IR-2022-79: Because of the lack of transparency with respect to investments in Funds and the activities of such Funds, on April 12, 2022 the IRS alerted the public through a Notice that some investors may need to take additional actions with regard to their Fund investments. Letters will be sent by the IRS to the Fund investors to advise them that in order to maintain a qualifying investment in a Qualified Opportunity Fund,  the investor may have to file an amended tax return or seek an Administrative Adjustment Request with a completed Form 8997.

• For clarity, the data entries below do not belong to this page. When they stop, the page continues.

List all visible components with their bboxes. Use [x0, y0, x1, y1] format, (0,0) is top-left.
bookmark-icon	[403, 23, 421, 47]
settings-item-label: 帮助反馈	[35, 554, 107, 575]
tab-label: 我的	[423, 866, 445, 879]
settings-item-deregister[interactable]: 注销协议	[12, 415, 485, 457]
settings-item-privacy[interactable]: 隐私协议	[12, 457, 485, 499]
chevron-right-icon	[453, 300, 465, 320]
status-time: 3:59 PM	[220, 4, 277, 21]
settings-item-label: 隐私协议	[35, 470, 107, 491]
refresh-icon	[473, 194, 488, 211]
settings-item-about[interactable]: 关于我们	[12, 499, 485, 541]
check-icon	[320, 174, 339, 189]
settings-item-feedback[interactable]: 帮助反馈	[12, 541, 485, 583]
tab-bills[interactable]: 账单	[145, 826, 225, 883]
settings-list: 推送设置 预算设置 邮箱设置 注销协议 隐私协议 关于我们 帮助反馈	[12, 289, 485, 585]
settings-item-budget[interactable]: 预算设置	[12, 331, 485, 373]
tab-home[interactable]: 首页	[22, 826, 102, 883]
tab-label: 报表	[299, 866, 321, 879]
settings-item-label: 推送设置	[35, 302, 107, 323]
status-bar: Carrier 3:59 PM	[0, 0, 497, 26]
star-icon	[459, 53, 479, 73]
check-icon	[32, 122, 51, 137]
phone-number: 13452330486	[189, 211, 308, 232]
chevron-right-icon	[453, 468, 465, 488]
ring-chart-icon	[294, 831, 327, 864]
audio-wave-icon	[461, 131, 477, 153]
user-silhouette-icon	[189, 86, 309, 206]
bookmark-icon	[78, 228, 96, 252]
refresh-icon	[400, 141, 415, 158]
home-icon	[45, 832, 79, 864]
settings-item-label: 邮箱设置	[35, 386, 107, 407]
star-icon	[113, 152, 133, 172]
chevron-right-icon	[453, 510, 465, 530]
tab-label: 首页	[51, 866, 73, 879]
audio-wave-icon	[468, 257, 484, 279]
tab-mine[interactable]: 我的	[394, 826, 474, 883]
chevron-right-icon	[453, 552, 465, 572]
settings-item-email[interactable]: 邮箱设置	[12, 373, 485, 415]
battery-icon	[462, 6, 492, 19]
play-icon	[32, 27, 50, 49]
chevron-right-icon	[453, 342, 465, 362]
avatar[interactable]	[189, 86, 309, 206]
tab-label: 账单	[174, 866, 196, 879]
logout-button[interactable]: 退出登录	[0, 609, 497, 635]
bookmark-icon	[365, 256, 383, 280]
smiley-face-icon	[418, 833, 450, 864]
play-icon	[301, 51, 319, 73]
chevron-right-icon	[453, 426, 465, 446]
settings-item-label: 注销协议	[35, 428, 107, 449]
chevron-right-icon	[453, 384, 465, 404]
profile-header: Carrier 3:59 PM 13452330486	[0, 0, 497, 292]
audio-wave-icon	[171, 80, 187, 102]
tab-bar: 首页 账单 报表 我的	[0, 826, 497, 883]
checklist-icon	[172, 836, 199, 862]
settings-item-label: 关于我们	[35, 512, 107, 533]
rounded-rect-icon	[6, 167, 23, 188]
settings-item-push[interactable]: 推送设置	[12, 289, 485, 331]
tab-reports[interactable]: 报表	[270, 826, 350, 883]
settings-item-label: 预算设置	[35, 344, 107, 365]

Proposed Opportunity Zone Transparency, Extension and Improvement Act: This proposed bill, apparently with considerable bipartisan support in Congress, contains several important features:

  • Early Sunset for Some Zones: Opportunity Zone census tracts with a Median Family Income (MFI) at or above 130% of the national MFI would not retain their Opportunity Fund status. However,  a high MFI Zone with a poverty ratio of 30% or higher for its non-student population would remain a Qualified Opportunity Zone. States would be allowed to seek a determination from the Department of Treasury, to add or remove tracts from Qualified Opportunity Zones in like of his change in eligibility.
  • Brownfield Sites Included in Zones: Some zero populations census tracts would be eligible for Qualified Opportunity Fund designation. To qualify, these tracts must be zero population, they must be adjacent to a current Qualified Opportunity Zone on at least one side, they must be formerly used for industrial purposes, and they must contain a ‘brownfield’ site as determined by the EPA or comparable state authority.
  • Increased Information Reporting: More reporting requirements would be imposed on Funds in order for the government (Treasury) to determine if the Qualified Opportunity Fund is achieving its purported purpose of enhancing development and job growth in low-income communities.
  • Gain Deferral Period Extended: The capital gain deferral period would be extended from December 31, 2026 to December 31, 2028, while the holding period to qualify for the additional 5% elimination of deferred capital gain would be reduced from 7 years to 6 years. The elimination of an additional 5% of the deferred capital gain investment in Funds that has been held for 7 years has been unavailable for investments made in Funds made after December 31, 2019. This proposed extension of the deferral period to December 31 2028, combined with a reduction in the holding period for the elimination of an additional 5% of the deferred capital gain from 7 years to 6 years would revive the availability of the additional 5% elimination of deferred capital gain. Consequently, if the passes in its current  form, an investor could qualify if the investment is made in the Fund on or before December 31, 2022.
  • Feeder Fund: A Qualified Opportunity Fund would be allowed to be organized as a ‘feeder fund’ that may invest in other Qualified Opportunity Funds so long as there is only one Qualified Opportunity Fund to Qualified Opportunity Fund transaction before capital is deployed into a Qualifying Opportunity Zone Property or Business.
  • State Dynamism Fund: A $1 billion State and Community Dynamism Fund would be established in order to provide states and territories with the technical assistance, capacity building, and financial support to drive capital to projects and businesses in underserved communities.
  • Penalties: Penalties would be imposed for the failure to comply with the various ‘new’ reporting requirements. Example: There would be a penalty of $500 per day for non-compliance by the Fund, with a $10,000 limit unless the total assets of the Fund for the tax year exceed $10 million- in which case a $50,000 limit to the penalty applies. If there is an intentional disregard of the ‘new’ reporting requirements, then the penalty jumps to $2,500 per day with a limit of $50,000, or a penalty limit of $250,000 for a large Qualified Opportunity Fund.

Conclusion: Obviously, there are many attractive inducements to invest in a Qualified Opportunity Zone, and Fund. Apparently the IRS feels the need for more information with regard to such Zones and Funds, and the proposed bill is in response to that need. It is nice to see, though, the bill’s effort to extend the benefits of the gain deferral and to induce Qualified Opportunity Fund investments before the close of 2022.